Naanou was a massive design and coding undertaking. In short, it was novel as it was the ﬁrst system to offer peer-to-peer ﬁle sharing over a scalable network substrate rather than ﬂood-based approaches such as Gnutella which were the norm. Moreover, Naanou made use of some (at the time) recent ﬁndings relating to human behaviour and altruistic punishment, in order to improve people’s behaviour in a peer-to-peer network.
As far as I am aware, Naanou was the world’s ﬁrst implementation of a distributed hashtable system for ﬁle sharing.
Here is the abstract from the thesis:
With the increased growth of peer-to-peer (P2P) ﬁle sharing communitiesm comes emerging problems. Inefﬁciencies present in the network structure hamper the scalability of the community. As the population exceeds the network’s limits, the associated increase in bandwidth usage causes a slowing of the entire network and potentially leads to failure of network functions. Originally designed for only small-scale usage, many P2P systems are faced with two options: redesign or restrict network growth, thus limiting the full potential of a peer-to-peer network.
With the introduction of a new class of peer-to-peer network algorthim, distributed hashtables, high performance and efﬁcient scalability is possible, far beyond the capabilities of existing systems. This thesis explores utilising a distributed hashtable algorithm in the P2P ﬁle-sharing domain.

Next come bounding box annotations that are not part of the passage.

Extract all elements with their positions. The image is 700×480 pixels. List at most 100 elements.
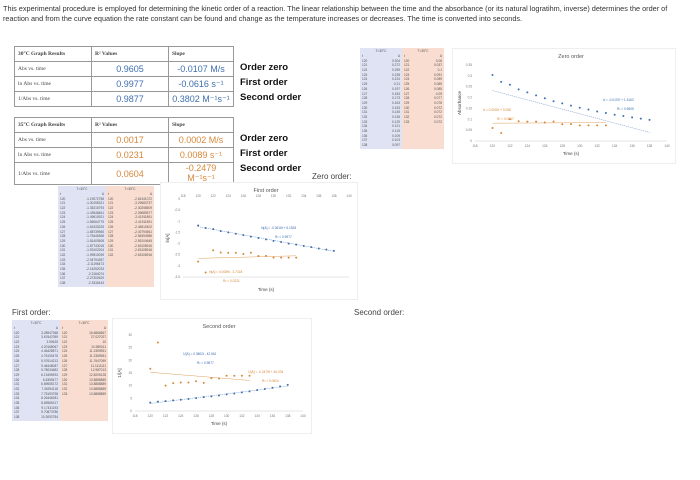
zero-order-chart: Zero order 118 120 122 124 126 128 130 132 134 136…	[452, 48, 676, 164]
absorbance-cell: 0.109	[392, 133, 400, 138]
y-tick-label: -0.5	[175, 208, 181, 212]
data-row: 122 3.90625	[14, 340, 58, 345]
time-cell: 131	[62, 382, 68, 387]
time-cell: 131	[60, 248, 66, 253]
absorbance-cell: 5.46448087	[41, 363, 58, 368]
absorbance-cell: 0.09	[435, 91, 442, 96]
absorbance-cell: 27.027027	[90, 335, 106, 340]
absorbance-cell: -1.93102204	[86, 248, 104, 253]
data-point	[249, 251, 252, 254]
data-row: 129 -2.55104645	[108, 239, 152, 244]
data-column-35c: T=35°C t A 120 -2.81341072 121 -3.29683737 122-…	[106, 186, 154, 287]
absorbance-cell: 4.46428571	[41, 349, 58, 354]
slope-value: 0.3802 M⁻¹s⁻¹	[168, 91, 234, 107]
data-row: 131 0.072	[404, 110, 442, 115]
absorbance-cell: 0.037	[434, 63, 442, 68]
trendline-equation: ln[A] = -0.0616t + 6.1528	[261, 226, 296, 230]
time-cell: 130	[108, 243, 114, 248]
data-point	[164, 384, 167, 387]
data-point	[263, 387, 266, 390]
data-row: 122 10	[62, 340, 106, 345]
x-tick-label: 132	[286, 194, 292, 198]
data-row: 122 0.1	[404, 68, 442, 73]
time-cell: 122	[404, 68, 410, 73]
data-point	[164, 400, 167, 403]
data-point	[234, 232, 237, 235]
data-point	[187, 397, 190, 400]
trendline	[150, 372, 250, 381]
time-cell: 128	[362, 96, 368, 101]
x-tick-label: 138	[647, 144, 653, 148]
data-point	[543, 97, 546, 100]
time-cell: 138	[362, 143, 368, 148]
data-point	[242, 253, 245, 256]
absorbance-cell: 13.8888889	[89, 386, 106, 391]
data-row: 125 0.089	[404, 82, 442, 87]
x-tick-label: 122	[163, 414, 169, 418]
time-cell: 122	[60, 206, 66, 211]
data-point	[517, 120, 520, 123]
zero-order-chart-svg: Zero order 118 120 122 124 126 128 130 132 134 136…	[457, 54, 670, 156]
table-row: Abs vs. time 0.0017 0.0002 M/s	[14, 132, 234, 148]
time-cell: 126	[62, 358, 68, 363]
absorbance-cell: 0.115	[392, 129, 400, 133]
x-tick-label: 124	[525, 144, 531, 148]
data-point	[526, 120, 529, 123]
absorbance-header: A	[103, 326, 106, 330]
y-tick-label: -2	[177, 242, 180, 246]
time-cell: 131	[362, 110, 368, 115]
data-row: 136 -2.2164074	[60, 272, 104, 277]
time-cell: 134	[362, 124, 368, 129]
absorbance-cell: 3.28947368	[41, 330, 58, 335]
r-squared-label: R² = 0.0604	[262, 379, 279, 383]
y-tick-label: 0.1	[468, 117, 473, 121]
data-point	[613, 113, 616, 116]
time-header: t	[404, 54, 405, 58]
data-row: 134 8.26446281	[14, 396, 58, 401]
x-tick-label: 118	[180, 194, 185, 198]
y-tick-label: 0	[470, 139, 472, 143]
time-cell: 121	[60, 201, 66, 206]
time-cell: 138	[14, 415, 20, 420]
r-squared-label: R² = 0.0017	[497, 117, 514, 121]
data-row: 135 8.69565217	[14, 401, 58, 406]
absorbance-header: A	[439, 54, 442, 58]
data-point	[212, 228, 215, 231]
data-row: 120 0.304	[362, 59, 400, 64]
time-cell: 133	[60, 257, 66, 262]
data-column-35c: T=35°C t A 120 16.6666667 121 27.027027 122 10 12…	[60, 320, 108, 421]
row-label: 1/Abs vs. time	[14, 91, 92, 107]
r-squared-label: R² = 0.9977	[275, 235, 292, 239]
absorbance-cell: 0.078	[434, 100, 442, 105]
data-point	[604, 111, 607, 114]
absorbance-cell: 7.75193798	[41, 391, 58, 396]
data-row: 129 6.13496933	[14, 373, 58, 378]
table-header: R² Values	[91, 46, 169, 62]
data-row: 124 -1.49610921	[60, 215, 104, 220]
r-squared-label: R² = 0.0231	[223, 279, 240, 283]
absorbance-cell: 0.097	[392, 143, 400, 148]
absorbance-cell: 8.69565217	[41, 401, 58, 405]
absorbance-cell: -2.63108916	[134, 252, 152, 257]
time-cell: 126	[14, 358, 20, 363]
trendline-equation: 1/[A] = 0.3802t - 42.661	[183, 352, 217, 356]
time-header: t	[108, 192, 109, 196]
data-point	[210, 377, 213, 380]
data-row: 121 0.272	[362, 63, 400, 68]
time-cell: 129	[14, 372, 20, 377]
absorbance-cell: 0.136	[392, 114, 400, 119]
absorbance-cell: 3.90625	[46, 340, 58, 345]
absorbance-cell: 0.089	[434, 77, 442, 82]
data-row: 122 -1.35215793	[60, 206, 104, 211]
data-row: 136 9.17431193	[14, 406, 58, 411]
data-point	[172, 399, 175, 402]
absorbance-cell: -2.46510402	[134, 224, 152, 229]
time-cell: 132	[362, 114, 368, 119]
x-tick-label: 120	[148, 414, 154, 418]
time-cell: 121	[404, 63, 410, 68]
data-row: 138 10.3092784	[14, 415, 58, 420]
time-cell: 121	[62, 335, 68, 340]
data-row: 132 13.8888889	[62, 387, 106, 392]
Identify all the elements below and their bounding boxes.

A user-centred designed client is introduced, which offers features available in other ﬁle sharing clients but providing a significantly higher degree of scalability and performance. The means by which traditional P2P ﬁle sharing features could be mapped to the novel distributed hashtable-based system had not been explored at the commencement of this work and many important issues in the area are yet to be explored. The thesis presents a variety of designs and an implementation for metadata-based key publishing and searching and distributed ﬁle exchanging.
Also central to this work is how online communities, and in particular ﬁle sharing communities can achieve a level of self governance. Antisocial behaviours are discussed, as well as the results of two questionnaires conducted on the subject. These results demonstrated the level of antisocial behaviours present in ﬁle sharing communities - and how participants react to these behaviours. Altruistic punishment is suggested as a novel method for reducing antisocial behaviour within a ﬁle sharing community. Research on the positive effects of altruistic punishment on group cooperation levels is discussed, along with how this research applies to the P2P domain. A method for implementing decentralised moderation in a distributed hashtable system is introduced and the security implications of the method are explored.

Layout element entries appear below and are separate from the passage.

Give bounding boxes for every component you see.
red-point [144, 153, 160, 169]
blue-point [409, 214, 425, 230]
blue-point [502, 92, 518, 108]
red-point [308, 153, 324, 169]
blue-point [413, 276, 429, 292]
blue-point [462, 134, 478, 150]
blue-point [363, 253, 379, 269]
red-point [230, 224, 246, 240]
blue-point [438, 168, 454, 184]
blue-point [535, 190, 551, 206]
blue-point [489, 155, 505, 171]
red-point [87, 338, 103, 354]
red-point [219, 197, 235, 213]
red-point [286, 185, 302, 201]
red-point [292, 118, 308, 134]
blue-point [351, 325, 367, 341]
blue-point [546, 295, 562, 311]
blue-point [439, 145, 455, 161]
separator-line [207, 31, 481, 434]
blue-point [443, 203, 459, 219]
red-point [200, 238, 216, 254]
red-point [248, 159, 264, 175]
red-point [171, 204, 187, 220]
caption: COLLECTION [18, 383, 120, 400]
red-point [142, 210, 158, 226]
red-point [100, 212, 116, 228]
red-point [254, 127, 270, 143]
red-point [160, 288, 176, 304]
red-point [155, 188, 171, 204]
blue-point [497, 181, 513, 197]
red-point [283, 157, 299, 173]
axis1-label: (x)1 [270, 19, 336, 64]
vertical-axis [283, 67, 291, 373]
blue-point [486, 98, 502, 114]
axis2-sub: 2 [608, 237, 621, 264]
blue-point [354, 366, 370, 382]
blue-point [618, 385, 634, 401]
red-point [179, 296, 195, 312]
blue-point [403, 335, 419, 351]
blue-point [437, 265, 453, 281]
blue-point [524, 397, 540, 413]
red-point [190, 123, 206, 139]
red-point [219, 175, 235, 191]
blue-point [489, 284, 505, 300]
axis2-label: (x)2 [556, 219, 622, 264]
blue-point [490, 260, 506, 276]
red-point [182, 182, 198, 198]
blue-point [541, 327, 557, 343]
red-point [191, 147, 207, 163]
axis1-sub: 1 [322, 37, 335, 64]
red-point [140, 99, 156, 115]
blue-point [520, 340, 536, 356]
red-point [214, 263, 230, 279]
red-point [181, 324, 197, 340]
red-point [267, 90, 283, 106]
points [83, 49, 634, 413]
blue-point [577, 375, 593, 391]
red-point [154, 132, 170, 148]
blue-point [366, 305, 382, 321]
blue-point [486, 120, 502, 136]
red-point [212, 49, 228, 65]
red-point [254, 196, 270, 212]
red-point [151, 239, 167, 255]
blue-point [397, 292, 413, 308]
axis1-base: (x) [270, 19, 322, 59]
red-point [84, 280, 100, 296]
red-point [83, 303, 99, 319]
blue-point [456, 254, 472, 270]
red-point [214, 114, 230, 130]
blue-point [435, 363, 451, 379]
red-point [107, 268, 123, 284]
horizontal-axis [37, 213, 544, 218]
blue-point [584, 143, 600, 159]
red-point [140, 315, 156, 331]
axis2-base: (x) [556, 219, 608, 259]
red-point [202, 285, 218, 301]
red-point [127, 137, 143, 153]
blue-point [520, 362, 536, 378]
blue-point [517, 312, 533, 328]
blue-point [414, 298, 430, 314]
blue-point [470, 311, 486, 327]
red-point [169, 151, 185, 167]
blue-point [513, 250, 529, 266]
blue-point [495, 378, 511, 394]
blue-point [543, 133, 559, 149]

When I started designing and building Naanou, it was the ﬁrst of its kind, a traditional P2P ﬁlesharing system built on top of a scalable network substrate. This substrate - Chord - is a distributed hashtable network, and is highly efﬁcient in mapping a given key to a value stored on the network.
Naanou builds on the distributed hashtable substrace and provides the full gamut of ﬁle sharing features users expect. Another problem currently present in ﬁlesharing communities - and online communities in general - is antisocial behaviour. Naanou tries to tackle this using decentralised peer moderation.
- Heyer, C. Naanou: A Scalable, Moderated P2P Network Unpublished thesis, School of Information Technology and Electrical Engineering, The University of Queensland, 2002. St. Lucia, Queensland, Australia.